The NUJ DC Thomson chapel said: “DC Thomson’s decision to refuse to offer any pay rise this year to staff is offensive, not just to our hardworking members, but to all staff employed by DC Thomson.

“The NUJ’s rapidly growing chapel at DC Thomson submitted a costed, reasonable and proportionate pay claim, and asked for a meeting to discuss, but management refused to discuss or engage, preferring to ignore the voice of their editorial staff.

“This will be the second consecutive year no across-the-board pay increase has been offered, after last year’s cost of living crisis and now with household bills and expenditure continuing to go up while our pay stagnates.

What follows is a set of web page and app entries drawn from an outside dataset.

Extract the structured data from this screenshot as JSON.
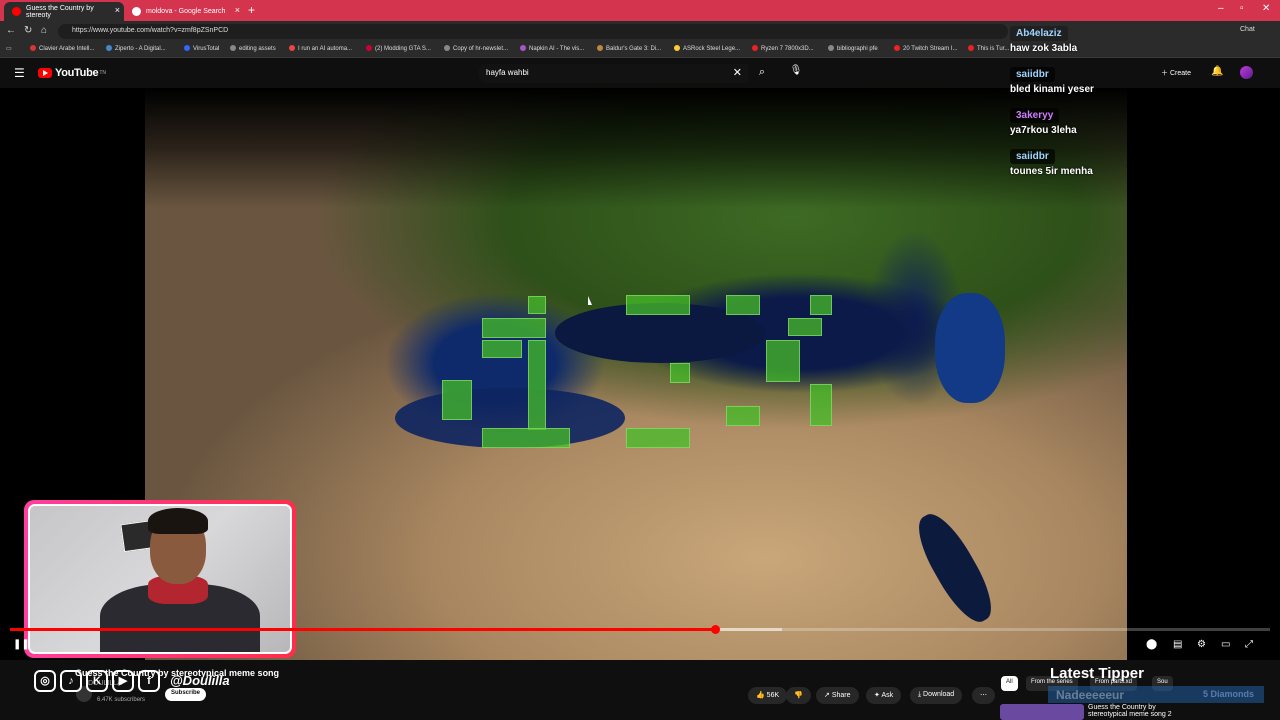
{
  "browser": {
    "tabs": [
      {
        "title": "Guess the Country by stereoty",
        "active": true,
        "icon": "youtube-icon"
      },
      {
        "title": "moldova - Google Search",
        "active": false,
        "icon": "google-icon"
      }
    ],
    "url": "https://www.youtube.com/watch?v=zmf8pZSnPCD",
    "bookmarks": [
      "Clavier Arabe Intell...",
      "Ziperto - A Digital...",
      "VirusTotal",
      "editing assets",
      "I run an AI automa...",
      "(2) Modding GTA S...",
      "Copy of hr-newslet...",
      "Napkin AI - The vis...",
      "Baldur's Gate 3: Di...",
      "ASRock Steel Lege...",
      "Ryzen 7 7800x3D...",
      "bibliographi pfe",
      "20 Twitch Stream I...",
      "This is Tur..."
    ],
    "chat_label": "Chat"
  },
  "youtube": {
    "logo_text": "YouTube",
    "logo_country": "TN",
    "search_query": "hayfa wahbi",
    "create_label": "Create",
    "video": {
      "title": "Guess the Country by stereotypical meme song",
      "channel": "DOULILLA",
      "subscribers": "6.47K subscribers",
      "subscribe_label": "Subscribe",
      "progress": 0.56,
      "likes": "56K",
      "share_label": "Share",
      "ask_label": "Ask",
      "download_label": "Download"
    },
    "recommendations": {
      "chips": [
        "All",
        "From the series",
        "From parts.xd",
        "Sou"
      ],
      "first_title": "Guess the Country by",
      "first_subtitle": "stereotypical meme song 2"
    }
  },
  "overlay": {
    "social_handle": "@Doulilla",
    "chat": [
      {
        "user": "Ab4elaziz",
        "text": "haw zok 3abla",
        "color": "#9fd3ff"
      },
      {
        "user": "saiidbr",
        "text": "bled kinami yeser",
        "color": "#9fd3ff"
      },
      {
        "user": "3akeryy",
        "text": "ya7rkou 3leha",
        "color": "#d07cff"
      },
      {
        "user": "saiidbr",
        "text": "tounes 5ir menha",
        "color": "#9fd3ff"
      }
    ],
    "latest_tipper_label": "Latest Tipper",
    "latest_tipper_name": "Nadeeeeeur",
    "latest_tipper_amount": "5 Diamonds"
  },
  "colors": {
    "tab_strip": "#d5344f",
    "yt_red": "#ff0000",
    "cam_border": "#ff3fa0"
  }
}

“Staff are consistently driving growth and bringing in paying subscribers but this is not being recognised, let alone rewarded, in pay.

“Meanwhile, in 2023/24, DC Thomson directors recommended a total dividend of £25.7m, following 2022/23’s dividend of £24.9m. DC Thomson enjoyed almost £100m profit last year. It is a profitable company and can afford to pay its employees decent, competitive wages.

“DC Thomson has frequently declared how it is invests in journalism. This statement is difficult to believe when our members continue to live with real terms pay cuts, stagnant wages and continuing fears of reductions to editorial and newsroom staffing levels.”

Andy Curry, NUJ organiser, said: “DC Thomson is a profitable company who can afford to reward their editorial staff properly. This 0% pay award is an insult to our members who have been producing great reporting while living through a cost of living crisis. The company’s inflated dividends to owners have come at the cost of a salary increase to their staff who are struggling to make ends meet.”

A spokesperson for DC Thompson questioned the accuracy of the claim, however. They told Prolific North: “More than 80% of our colleagues across all of our teams have received a discretionary pay increase, based on a number of factors including evolving responsibilities, skills development and external benchmarking.”